Mephedrone (MEPH) is a synthetic cathinone derivative with effects that mimic MDMA and/or cocaine. Our study in male Wistar rats provides detailed investigations of MEPH's and its primary metabolite nor-mephedrone's (nor-MEPH) pharmacokinetics and bio-distribution to four different substrates (serum, brain, lungs, and liver), as well as comparative analysis of their effects on locomotion [open field test (OFT)] and sensorimotor gating [prepulse inhibition of acoustic startle reaction (PPI ASR)]. Furthermore, in order to mimic the crowded condition where MEPH is typically taken (e.g., clubs), the acute effect of MEPH on thermoregulation in singly- and group-housed rats was evaluated. Pharmacokinetics of MEPH and nor-MEPH after MEPH (5 mg/kg, sc.) were analyzed over 8 h using liquid chromatography with mass spectrometry. MEPH (2.5, 5, or 20 mg/kg, sc.) and nor-MEPH (5 mg/kg, sc.) were administered 5 or 40 min before the behavioral testing in the OFT and PPI ASR; locomotion and its spatial distribution, ASR, habituation and PPI itself were quantified. The effect of MEPH on rectal temperature was measured after 5 and 20 mg/kg, sc. Both MEPH and nor-MEPH were detected in all substrates, with the highest levels detected in lungs. Mean brain: serum ratios were 1:1.19 (MEPH) and 1:1.91 (nor-MEPH), maximum concentrations were observed at 30 min; at 2 and 4 h after administration, nor-MEPH concentrations were higher compared to the parent drug. While neither of the drugs disrupted PPI, both increased locomotion and affected its spatial distribution. The effects of MEPH were dose dependent, rapid, and short-lasting, and the intensity of locomotor stimulant effects was comparable between MEPH and nor-MEPH. Despite the disappearance of behavioral effects within 40 min after administration, MEPH induced rectal temperature elevations that persisted for 3 h even in singly housed rats. To conclude, we observed a robust, short-lasting, and most likely synergistic stimulatory effect of both drugs which corresponded to brain pharmacokinetics. The dissociation between the duration of behavioral and hyperthermic effects is indicative of the possible contribution of nor-MEPH or other biologically active metabolites. This temporal dissociation may be related to the risk of prolonged somatic toxicity when stimulatory effects are no longer present.

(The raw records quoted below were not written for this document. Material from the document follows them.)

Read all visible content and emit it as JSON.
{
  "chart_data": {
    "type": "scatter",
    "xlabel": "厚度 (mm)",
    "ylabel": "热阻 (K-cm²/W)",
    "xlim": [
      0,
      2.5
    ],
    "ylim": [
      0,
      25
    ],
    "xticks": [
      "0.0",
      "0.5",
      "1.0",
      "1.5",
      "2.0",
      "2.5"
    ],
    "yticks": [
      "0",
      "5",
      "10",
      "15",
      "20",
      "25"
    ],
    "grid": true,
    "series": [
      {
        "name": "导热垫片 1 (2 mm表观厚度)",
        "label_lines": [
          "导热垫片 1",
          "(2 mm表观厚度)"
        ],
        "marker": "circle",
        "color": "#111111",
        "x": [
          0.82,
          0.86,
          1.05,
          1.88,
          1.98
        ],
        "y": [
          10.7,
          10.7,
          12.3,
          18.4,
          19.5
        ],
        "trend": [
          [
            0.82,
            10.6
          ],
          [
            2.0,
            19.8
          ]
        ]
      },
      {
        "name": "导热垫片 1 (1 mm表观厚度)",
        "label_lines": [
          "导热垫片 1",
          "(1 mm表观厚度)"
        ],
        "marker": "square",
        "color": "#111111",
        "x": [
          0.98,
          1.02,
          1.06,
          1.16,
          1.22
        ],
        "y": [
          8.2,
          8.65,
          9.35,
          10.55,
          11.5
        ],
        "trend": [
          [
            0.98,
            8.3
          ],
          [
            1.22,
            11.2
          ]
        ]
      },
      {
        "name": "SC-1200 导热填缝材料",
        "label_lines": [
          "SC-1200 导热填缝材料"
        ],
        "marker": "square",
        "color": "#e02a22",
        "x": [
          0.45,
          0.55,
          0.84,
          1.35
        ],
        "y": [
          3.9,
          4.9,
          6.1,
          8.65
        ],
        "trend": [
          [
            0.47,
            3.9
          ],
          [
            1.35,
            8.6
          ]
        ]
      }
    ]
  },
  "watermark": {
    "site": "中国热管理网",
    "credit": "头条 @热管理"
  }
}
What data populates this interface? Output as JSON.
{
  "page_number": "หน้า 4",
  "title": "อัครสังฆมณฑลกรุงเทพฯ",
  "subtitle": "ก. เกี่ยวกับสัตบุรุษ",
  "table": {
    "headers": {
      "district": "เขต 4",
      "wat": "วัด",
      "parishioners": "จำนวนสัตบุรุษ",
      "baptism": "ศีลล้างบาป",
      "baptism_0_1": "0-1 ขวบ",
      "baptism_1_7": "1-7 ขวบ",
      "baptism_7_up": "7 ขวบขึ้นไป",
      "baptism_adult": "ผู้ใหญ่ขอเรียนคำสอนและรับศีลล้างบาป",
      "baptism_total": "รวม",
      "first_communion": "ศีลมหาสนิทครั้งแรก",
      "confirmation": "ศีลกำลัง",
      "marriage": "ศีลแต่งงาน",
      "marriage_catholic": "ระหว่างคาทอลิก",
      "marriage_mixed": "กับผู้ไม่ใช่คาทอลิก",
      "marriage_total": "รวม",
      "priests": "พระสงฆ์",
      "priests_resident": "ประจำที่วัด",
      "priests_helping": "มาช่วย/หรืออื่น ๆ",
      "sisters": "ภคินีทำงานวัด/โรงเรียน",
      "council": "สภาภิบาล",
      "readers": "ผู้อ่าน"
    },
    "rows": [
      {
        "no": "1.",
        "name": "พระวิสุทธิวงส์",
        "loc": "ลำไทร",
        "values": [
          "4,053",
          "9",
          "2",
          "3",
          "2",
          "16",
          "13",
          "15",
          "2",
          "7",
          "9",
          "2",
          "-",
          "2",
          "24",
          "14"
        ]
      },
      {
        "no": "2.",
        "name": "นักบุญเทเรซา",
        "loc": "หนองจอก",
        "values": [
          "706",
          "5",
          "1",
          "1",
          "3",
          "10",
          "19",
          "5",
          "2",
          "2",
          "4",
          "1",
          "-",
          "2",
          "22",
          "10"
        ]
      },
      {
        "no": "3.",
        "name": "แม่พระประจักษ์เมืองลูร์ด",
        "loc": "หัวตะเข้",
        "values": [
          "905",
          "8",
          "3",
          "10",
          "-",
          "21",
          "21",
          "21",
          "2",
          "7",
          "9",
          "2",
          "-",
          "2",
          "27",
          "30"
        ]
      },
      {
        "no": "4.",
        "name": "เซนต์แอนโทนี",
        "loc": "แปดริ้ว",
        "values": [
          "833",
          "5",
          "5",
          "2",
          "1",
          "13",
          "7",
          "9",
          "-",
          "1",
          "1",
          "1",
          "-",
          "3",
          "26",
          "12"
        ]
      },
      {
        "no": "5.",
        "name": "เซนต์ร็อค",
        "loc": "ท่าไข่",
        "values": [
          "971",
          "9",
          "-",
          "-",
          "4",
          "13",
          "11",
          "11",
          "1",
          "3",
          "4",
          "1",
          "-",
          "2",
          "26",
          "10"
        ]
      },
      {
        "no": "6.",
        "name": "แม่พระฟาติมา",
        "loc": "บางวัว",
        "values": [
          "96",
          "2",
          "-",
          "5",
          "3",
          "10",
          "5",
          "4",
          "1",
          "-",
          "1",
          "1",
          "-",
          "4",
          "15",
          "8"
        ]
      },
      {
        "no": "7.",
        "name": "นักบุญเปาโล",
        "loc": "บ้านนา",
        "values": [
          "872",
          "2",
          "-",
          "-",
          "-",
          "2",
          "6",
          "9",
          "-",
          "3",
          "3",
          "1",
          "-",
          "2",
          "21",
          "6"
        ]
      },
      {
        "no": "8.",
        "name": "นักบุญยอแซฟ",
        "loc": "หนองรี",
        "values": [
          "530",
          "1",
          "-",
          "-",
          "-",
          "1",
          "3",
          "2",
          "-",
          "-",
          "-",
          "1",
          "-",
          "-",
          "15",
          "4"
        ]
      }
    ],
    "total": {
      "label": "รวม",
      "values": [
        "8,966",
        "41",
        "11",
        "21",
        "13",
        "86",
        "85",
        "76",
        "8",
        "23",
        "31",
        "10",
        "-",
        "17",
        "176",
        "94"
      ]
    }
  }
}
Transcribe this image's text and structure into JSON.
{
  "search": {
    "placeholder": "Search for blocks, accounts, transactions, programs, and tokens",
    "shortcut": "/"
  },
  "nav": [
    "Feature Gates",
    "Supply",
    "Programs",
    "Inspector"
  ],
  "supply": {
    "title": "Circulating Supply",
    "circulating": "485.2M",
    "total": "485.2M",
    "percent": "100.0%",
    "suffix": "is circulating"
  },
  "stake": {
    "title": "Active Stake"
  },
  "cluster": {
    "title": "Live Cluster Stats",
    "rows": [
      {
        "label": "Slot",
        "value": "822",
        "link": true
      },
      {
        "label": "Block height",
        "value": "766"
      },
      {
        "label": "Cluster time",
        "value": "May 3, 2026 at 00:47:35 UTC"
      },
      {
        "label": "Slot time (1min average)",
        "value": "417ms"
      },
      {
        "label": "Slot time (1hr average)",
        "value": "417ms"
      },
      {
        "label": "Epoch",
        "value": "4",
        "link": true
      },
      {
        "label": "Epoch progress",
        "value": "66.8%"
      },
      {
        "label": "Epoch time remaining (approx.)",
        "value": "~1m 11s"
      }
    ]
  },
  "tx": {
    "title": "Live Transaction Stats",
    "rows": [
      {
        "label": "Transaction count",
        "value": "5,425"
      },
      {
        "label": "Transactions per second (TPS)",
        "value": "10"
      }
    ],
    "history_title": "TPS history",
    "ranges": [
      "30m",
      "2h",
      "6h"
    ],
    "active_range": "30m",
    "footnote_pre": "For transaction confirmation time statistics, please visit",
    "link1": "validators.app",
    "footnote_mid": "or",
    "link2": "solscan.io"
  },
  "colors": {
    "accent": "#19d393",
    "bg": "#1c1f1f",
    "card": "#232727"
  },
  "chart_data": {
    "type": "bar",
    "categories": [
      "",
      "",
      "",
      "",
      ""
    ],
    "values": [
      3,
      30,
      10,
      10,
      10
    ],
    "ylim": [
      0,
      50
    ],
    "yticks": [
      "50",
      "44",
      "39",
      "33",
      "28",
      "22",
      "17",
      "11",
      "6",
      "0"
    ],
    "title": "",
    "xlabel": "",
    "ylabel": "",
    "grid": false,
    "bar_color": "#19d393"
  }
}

4-甲基甲卡西酮(MEPH)是一种合成卡西酮衍生物,其作用类似于摇头丸和/或可卡因。我们对雄性Wistar大鼠进行的研究详细调查了MEPH及其主要代谢物去甲-4-甲基甲卡西酮(nor-MEPH)在四种不同底物(血清、脑、肺和肝)中的药代动力学和生物分布,以及它们对运动[旷场试验(OFT)]和感觉运动门控[惊吓反应前脉冲抑制(PPI ASR)]影响的比较分析。此外,为了模拟通常服用MEPH的拥挤环境(如俱乐部),评估了MEPH对单笼饲养和群居大鼠体温调节的急性影响。采用液相色谱-质谱联用技术分析了腹腔注射MEPH(5mg/kg)后8小时内MEPH和nor-MEPH的药代动力学。在OFT和PPI ASR行为测试前5或40分钟,分别腹腔注射MEPH(2.5、5或20mg/kg)和nor-MEPH(5mg/kg);对运动及其空间分布、ASR、习惯化和PPI本身进行定量。腹腔注射5和20mg/kg MEPH后,测量其对直肠温度的影响。在所有底物中均检测到MEPH和nor-MEPH,其中肺中的含量最高。脑与血清的平均比值分别为1:1.19(MEPH)和1:1.91(nor-MEPH),给药后30分钟观察到最大浓度;给药后2和4小时,nor-MEPH的浓度高于母体药物。两种药物均未破坏PPI,但均增加了运动并影响其空间分布。MEPH的作用具有剂量依赖性、起效快且持续时间短,MEPH和nor-MEPH的运动刺激作用强度相当。尽管给药后40分钟内行为效应消失,但即使是单笼饲养的大鼠,MEPH诱导的直肠温度升高仍持续3小时。总之,我们观察到两种药物均具有强烈、短暂且很可能是协同的刺激作用,这与脑药代动力学情况相符。行为效应和体温过高效应持续时间的分离表明nor-MEPH或其他生物活性代谢物可能起了作用。当刺激效应不再存在时,这种时间上的分离可能与长期躯体毒性风险有关。